Efficient representations for team and imperfect-recall equilibrium computation

A team of researchers including Luca Carminati, Brian Hu Zhang, Federico Cacciamani, and Tuomas Sandholm from MIT, CMU, and Politecnico di Milano have published a breakthrough in computational game theory. Their paper, 'Efficient representations for team and imperfect-recall equilibrium computation,' tackles the NP-hard problem of computing mixed-strategy Nash equilibria in two-player zero-sum games with imperfect recall—equivalent to two-team zero-sum games. The key innovation is the 'belief game,' a perfect-recall construction that is equivalent to the original imperfect-recall game. While the belief game can be exponentially larger, the authors show its strategy spaces can be directly represented as a directed acyclic graph (DAG), called the Team Belief DAG (TB-DAG), which offers exponential speedups over naive approaches.

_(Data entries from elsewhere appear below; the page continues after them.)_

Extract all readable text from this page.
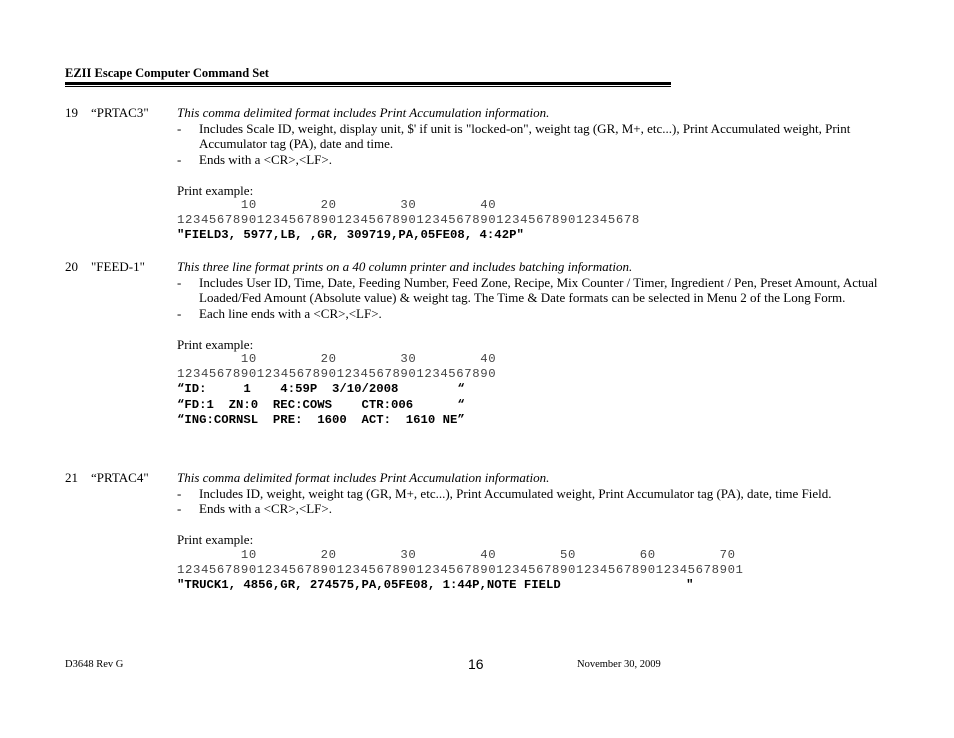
EZII Escape Computer Command Set
19 “PRTAC3" This comma delimited format includes Print Accumulation information.
- Includes Scale ID, weight, display unit, $' if unit is "locked-on", weight tag (GR, M+, etc...), Print Accumulated weight, Print Accumulator tag (PA), date and time.
- Ends with a <CR>,<LF>.
Print example:
10        20        30        40
1234567890123456789012345678901234567890123456789012345678
"FIELD3, 5977,LB, ,GR, 309719,PA,05FE08, 4:42P"
20 "FEED-1" This three line format prints on a 40 column printer and includes batching information.
- Includes User ID, Time, Date, Feeding Number, Feed Zone, Recipe, Mix Counter / Timer, Ingredient / Pen, Preset Amount, Actual Loaded/Fed Amount (Absolute value) & weight tag. The Time & Date formats can be selected in Menu 2 of the Long Form.
- Each line ends with a <CR>,<LF>.
Print example:
10        20        30        40
1234567890123456789012345678901234567890
“ID:     1    4:59P  3/10/2008        “
“FD:1  ZN:0  REC:COWS    CTR:006      “
“ING:CORNSL  PRE:  1600  ACT:  1610 NE”
21 “PRTAC4" This comma delimited format includes Print Accumulation information.
- Includes ID, weight, weight tag (GR, M+, etc...), Print Accumulated weight, Print Accumulator tag (PA), date, time Field.
- Ends with a <CR>,<LF>.
Print example:
10        20        30        40        50        60        70
12345678901234567890123456789012345678901234567890123456789012345678901
"TRUCK1, 4856,GR, 274575,PA,05FE08, 1:44P,NOTE FIELD                 "
D3648 Rev G	16	November 30, 2009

TB-DAG simultaneously achieves essentially optimal parameterized complexity bounds and integrates seamlessly with efficient regret minimization techniques like counterfactual regret minimization (CFR). The paper also establishes completeness results: finding Nash equilibria in mixed and behavioral strategies for these games is Δ₂ᴾ-complete and Σ₂ᴾ-complete, respectively. Experimentally, TB-DAG paired with existing learning algorithms yields state-of-the-art performance on a wide variety of benchmark team games, demonstrating practical viability. This work consolidates and supersedes four previous arXiv preprints, representing a major step toward practical equilibrium computation in complex multi-agent settings.